By Pamela Wolf, J.D.
While the ongoing battle between federal agencies and franchisors over potential franchisor liability for franchisee employment law violations continues, Subway and the DOL Wage and Hour Division have entered into what some might see as a "can’t lick them, join them" agreement for both sides. The new compliance strategy comes in an industry that has significant compliance problems—and it might be the handwriting on the wall for the way the WHD would like to do business going forward.
Calling it "a creative partnership," Administrator Dr. David Weil announced that the WHD has signed a "cooperative agreement" with Subway that builds on the division’s ongoing efforts to provide technical assistance and training
to Subway’s franchisees. Under the agreement
, the WHD will provide data about its concluded investigations
with Subway, and Subway will in turn share its own data with the WHD—an arrangement that Weil characterized as "generating creative problem-solving and sparking new ideas to promote compliance."
Notably, the data-sharing under the agreement does not
require either party to compile and provide new data. The WHD already makes public information on completed investigations and will, under the agreement, help Subway "understand and use this publicly available data so that Subway can make informed business decisions that reflect existing and potential franchisees’ history of FLSA violations." Subway, for its part, will share with the WHD information that it already provides annually to other government agencies, such as the Federal Trade Commission, in an agreed-upon electronic format.
Boosting franchisee compliance.
Another significant aspect of the deal, which includes many other components, is that Subway and the WHD will both "explore ways to use technology to support franchisee compliance, such as building alerts into the payroll and scheduling platform that Subway offers as a service to its franchisees." Subway and the WHD will also meet quarterly "to engage in a dialogue about improving franchisee compliance."
Under the agreement, Subway will require franchisees to comply with all laws, including the FLSA, and may terminate an existing franchise, refuse to give a franchisee any additional franchise opportunities, or impose other discipline based on the franchisee’s history of FLSA compliance.
The WHD sees the agreement, and Subway presumably does, too, as a win-win situation. "Subway, like every franchisor, is committed to protecting the integrity and identity of its brand," Weil wrote in a blog post
. "Our mission is to protect workers’ paychecks. The agreement serves those two objectives by boosting franchisees’ compliance with labor laws, and helping us to ensure that workers get paid the wages to which they are legally entitled."
Does the franchisor get a break?
In case you’re wondering if the cooperation gets Subway off the hook for any franchisee violations, the answer is probably not. "The execution of this agreement shall not waive any of Subway’s liability if found in violation of the FLSA or any other statute enforced by the WHD," the agreement states. Nor does it limit remedies or actions granted under statute to either party.

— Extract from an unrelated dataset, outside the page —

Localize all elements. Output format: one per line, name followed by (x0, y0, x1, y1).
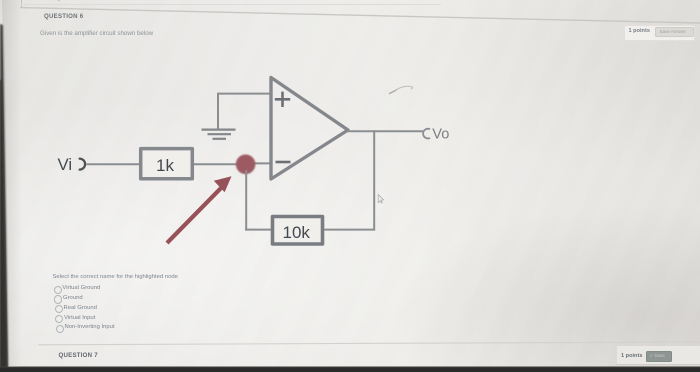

The agreement also declares that the WHD "retains its prosecutorial discretion to investigate and seek remedies for any violations of the FLSA or other relevant laws."
Grappling with the restaurant industry compliance problem.
Weil noted that there are significant compliance problems in the restaurant industry. Last year, the obtained more than $38 million in back wages for nearly 47,000 restaurant workers, almost exclusively due to minimum wage and overtime violations. Because some 7.3 million employers are covered by the laws enforced by the WHD, the division must strategically pursue its mission to ensure employees are properly paid for their hard work.
To that end, the WHD is "exploring new and innovative opportunities to shape compliance behavior in the modern workplace. and creative partnerships have become critical to raising compliance with basic labor standards." Weil explained. He said that the division’s work with Subway "breaks new ground in how we can work with the regulated community—not only with employers, but with franchisors, suppliers, retailers and others—to channel their influence to ensure that all employers along a supply chain or otherwise linked in commerce play by the rules."
In taking collaboration to the next level, Weil said, the agreement uses the WHD’s limited resources to effect the most good. When circumstances warrant, the franchisor will remind franchisees of the WHD’s authority to investigate their establishments and examine records. Subway may exercise its business judgment in dealing with a franchisee’s status within the brand based upon any history of FLSA violations. "The agreement provides a model for exacting compliance, at scale, in an industry that has experienced problems," Weil wrote.
"There is not a one-size-fits-all workplace, so our multi-faceted approach must constantly evolve to keep pace," Weil said. "We have an obligation under the law to ensure that employers operate in compliance—and this agreement represents a new alternative to help us accomplish that mission."